You’re trying out new tricks to get them to return to your local store or perhaps, your website. The good news is that you’re not alone. A customer retention plan can be the solution to keeping your users coming back to your business.
We analyzed some of the basics of client retention, why customer retention is important, and how to create a retention strategy.
What is Customer Retention?
Customer retention is the practice of keeping existing customers coming back for more products or services from your business.
Retaining customers is a challenge for any company, especially in today’s digital economy. Today’s customers are quick to switch to find better service. This happens if they are not getting a good experience from your business.
Companies that can retain customers in the long run often have lower costs of operation than those that struggle to do so. This is because there are fewer advertising marketing plans needed to maintain an already established customer base.
Why Is Customer Retention Plan Important To Every Brand?
A customer retention plan is a strategy that helps businesses to retain their customers for a longer period of time after they've made their first purchase. Companies use different customer retention strategies depending on their industry, competitors, and market share.
A customer/ client retention plan entails:
- Identifying what customers want and giving them more of it. (This might include discounts or other incentives).
- Upselling/cross-selling products and services. This can be done through targeted email and mobile marketing.
- Creating an easy return policy so that customers can return any product they don’t like.

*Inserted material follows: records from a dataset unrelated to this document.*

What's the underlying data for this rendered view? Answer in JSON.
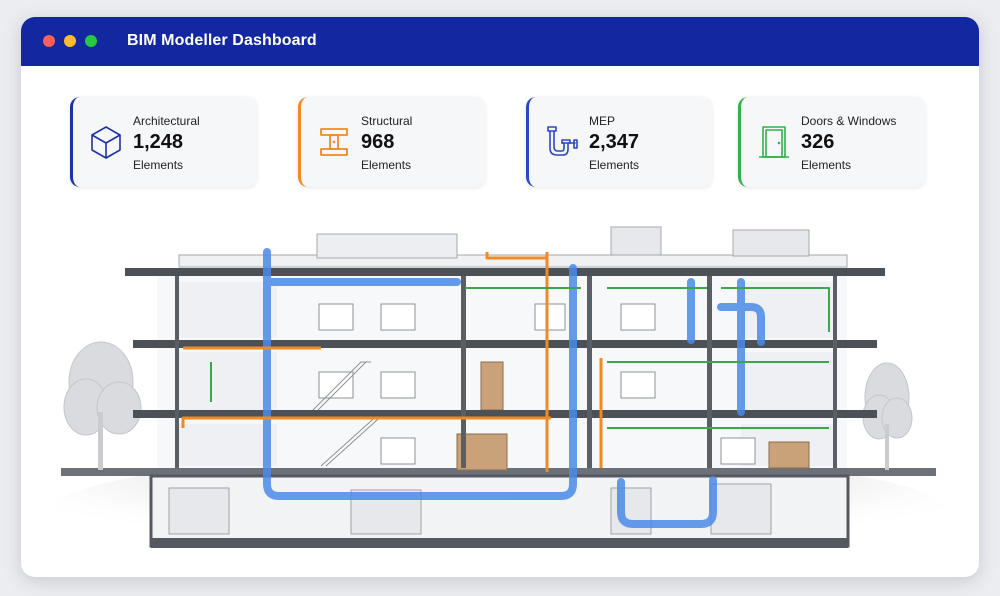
{
  "window": {
    "title": "BIM Modeller Dashboard"
  },
  "colors": {
    "titlebar": "#1328a0",
    "architectural": "#1d32a8",
    "structural": "#f08a24",
    "mep": "#2b46c8",
    "doors_windows": "#2fb34a",
    "duct_blue": "#4b8ae8",
    "pipe_orange": "#f08a24",
    "pipe_green": "#3aa84a"
  },
  "cards": [
    {
      "label": "Architectural",
      "value": "1,248",
      "unit": "Elements",
      "icon": "cube-icon"
    },
    {
      "label": "Structural",
      "value": "968",
      "unit": "Elements",
      "icon": "i-beam-icon"
    },
    {
      "label": "MEP",
      "value": "2,347",
      "unit": "Elements",
      "icon": "pipe-icon"
    },
    {
      "label": "Doors & Windows",
      "value": "326",
      "unit": "Elements",
      "icon": "door-icon"
    }
  ]
}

Client retention is essential to the performance of any business because it helps maintain revenue, and lowers the cost of acquiring new customers.
It costs five times as much to attract a new customer as it does to keep an existing one. Plus, a 5% increase in customer retention can bring about an increase in profits by 25%+.
3 Ways How To Measure Your Customer Retention Plan
It costs more to acquire new customers than it does to retain existing ones. But if you’re not measuring your retention process, you may be missing out on valuable insights.
Here are three customer/ client retention metrics that should matter to every business.
Repeat Purchase Rate (RPR)
RPR is the percentage of customers who purchase again within a specific period. This is usually one year of their initial purchase. It's particularly important for businesses with long-term contracts. If for example, 50 percent of your customers renew their contract after 12 months, then your RPR is 50 percent. A good RPR is between 20 to 30 percent.
Knowing how often your customers buy from you is an important first step in determining client retention. The next step is to know what your purchase frequency looks like. This is a measurement of how often customers make a purchase after their initial purchase. Purchase frequency is important because it directly relates to revenue.
To calculate your purchase frequency rate, divide the total number of purchases made by the total number of unique customers who have made a purchase during the same time period.
Average Order Value
Understanding your average order value (AOV) is essential when calculating the success of your customer retention process. Your AOV shows how much revenue each customer generates. With this information, you can calculate the lifetime value of a customer and understand the importance of investing in client retention.
AOV can also help you understand your customers' spending habits and get a better sense of what they're willing to pay for certain items or services.
Calculate AOV by dividing total sales during a given period by the number of orders during that period. For example, if you have total sales of $400 and 50 orders, your AOV is $8.